Sweden stops deportations to Syria
Syrian army defectors join anti-regime protesters on Jan. 26, 2012
Swedish immigration authorities said Monday they were temporarily halting all deportations to Syria due to growing violence as President Bashar al-Assad's regime continues its deadly crackdown.

“The Swedish Migration Board (Migrationsverket) has now temporarily stopped all deportations … to Syria. The reason is the dramatically worsened security situation in the country,” the agency said in a statement.

The Migration Board had decided on December 16th last year the situation in Syria was so dire Sweden could hike the number of Syrians granted asylum.

“Now, the violence has worsened further, meaning no deportation rulings (to Syria) can be carried out,” the agency said.

According to Migration Board general counsel Mikael Ribbenvik, the increasing violence is claiming more civilian lives.

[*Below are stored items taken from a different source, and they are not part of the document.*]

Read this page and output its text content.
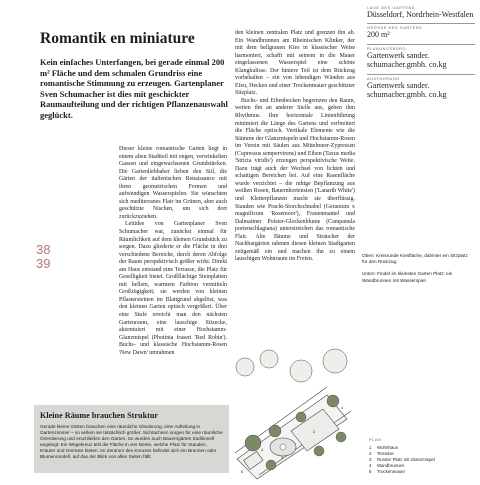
Romantik en miniature
Kein einfaches Unterfangen, bei gerade einmal 200 m² Fläche und dem schmalen Grundriss eine romantische Stimmung zu erzeugen. Gartenplaner Sven Schumacher ist dies mit geschickter Raumaufteilung und der richtigen Pflanzenauswahl geglückt.
38
39

Dieser kleine romantische Garten liegt in einem alten Stadtteil mit engen, verwinkelten Gassen und eingewachsenen Grundstücken. Die Gartenliebhaber lieben den Stil, die Gärten der italienischen Renaissance mit ihren geometrischen Formen und aufwendigen Wasserspielen. Sie wünschten sich mediterranes Flair im Grünen, aber auch geschützte Nischen, um sich dort zurückzuziehen.

Leitidee von Gartenplaner Sven Schumacher war, zunächst einmal für Räumlichkeit auf dem kleinen Grundstück zu sorgen. Dazu gliederte er die Fläche in drei verschiedene Bereiche, durch deren Abfolge der Raum perspektivisch größer wirkt. Direkt am Haus entstand eine Terrasse, die Platz für Geselligkeit bietet. Großflächige Steinplatten mit hellem, warmem Farbton vermitteln Großzügigkeit; sie werden von kleinen Pflastersteinen im Blattgrund abgelöst, was den kleinen Garten optisch vergrößert. Über eine Stufe erreicht man den nächsten Gartenraum, eine lauschige Sitzecke, akzentuiert mit einer Hochstamm-Glanzmispel (Photinia fraseri 'Red Robin'). Buchs- und klassische Hochstamm-Rosen 'New Dawn' umrahmen

den kleinen zentralen Platz und grenzen ihn ab. Ein Wandbrunnen am Rheinischen Klinker, der mit dem hellgrauen Kies in klassischer Weise harmoniert, schafft mit seinem in die Mauer eingelassenen Wasserspiel eine schöne Klangkulisse. Der hintere Teil ist dem Rückzug vorbehalten – ein von lebendigen Wänden aus Efeu, Hecken und einer Trockenmauer geschützter Sitzplatz.

Buchs- und Eibenhecken begrenzen den Raum, weiten ihn an anderer Stelle aus, geben ihm Rhythmus. Ihre horizontale Linienführung minimiert die Länge des Gartens und verbreitert die Fläche optisch. Vertikale Elemente wie die Stämme der Glanzmispeln und Hochstamm-Rosen im Verein mit Säulen aus Mittelmeer-Zypressen (Cupressus sempervirens) und Eiben (Taxus media 'Stricta viridis') erzeugen perspektivische Weite. Dazu trägt auch der Wechsel von lichten und schattigen Bereichen bei. Auf eine Rasenfläche wurde verzichtet – die ruhige Bepflanzung aus weißen Rosen, Bauernhortensien ('Lanarth White') und Kletterpflanzen macht sie überflüssig. Stauden wie Pracht-Storchschnabel (Geranium x magnificum 'Rosemoor'), Frauenmantel und Dalmatiner Polster-Glockenblume (Campanula portenschlagiana) unterstreichen das romantische Flair. Alte Bäume und Sträucher der Nachbargärten rahmen diesen kleinen Stadtgarten zeitgemäß ein und machen ihn zu einem lauschigen Wohnraum im Freien.

LAGE DES GARTENS
Düsseldorf, Nordrhein-Westfalen
GRÖSSE DES GARTENS
200 m²
PLANUNGSBÜRO
Gartenwerk sander. schumacher.gmbh. co.kg
AUSFÜHRUNG
Gartenwerk sander. schumacher.gmbh. co.kg

Oben: Kreisrunde Kiesfläche, dahinter ein Sitzplatz für den Rückzug.

Unten: Findet im kleinsten Garten Platz: ein Wandbrunnen mit Wasserspiel.

Kleine Räume brauchen Struktur
Gerade kleine Gärten brauchen eine räumliche Gliederung, eine Aufteilung in Gartenzimmer – so wirken sie tatsächlich größer. Sichtachsen sorgen für eine räumliche Orientierung und erschließen den Garten. So wurden auch Bauerngärten traditionell angelegt: Ein Wegekreuz teilt die Fläche in vier Beete, welche Platz für Stauden, Kräuter und Gemüse bieten. Im Zentrum des Kreuzes befindet sich ein Brunnen oder Blumenrondell, auf das der Blick von allen Seiten fällt.
5
4
3
2
1
PLAN
1	Wohnhaus
2	Terrasse
3	Runder Platz mit Glanzmispel
4	Wandbrunnen
5	Trockenmauer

“There’s increased militarization, the opposition is increasingly organized and among those killed we’re seeing more civilians not involved in the demonstrations who are getting caught in the crossfire,” he told the TT news agency.

In 2011, 640 Syrian nationals sought asylum in the Scandinavian country – a 52-percent increase over the previous year, according to Migration Board statistics.

In the first few months of last year, 7 percent of Syrians who sought asylum in Sweden had their applications accepted, but since December, when the conflict became more intense, 66 percent of Syrian refugees have been granted asylum in Sweden.

More than 5,400 people have died in Syria in 10 months, including 80 on Sunday alone, as Assad continues to crack down on protests inspired by uprisings that have ousted authoritarian leaders in Egypt, Libya and Tunisia.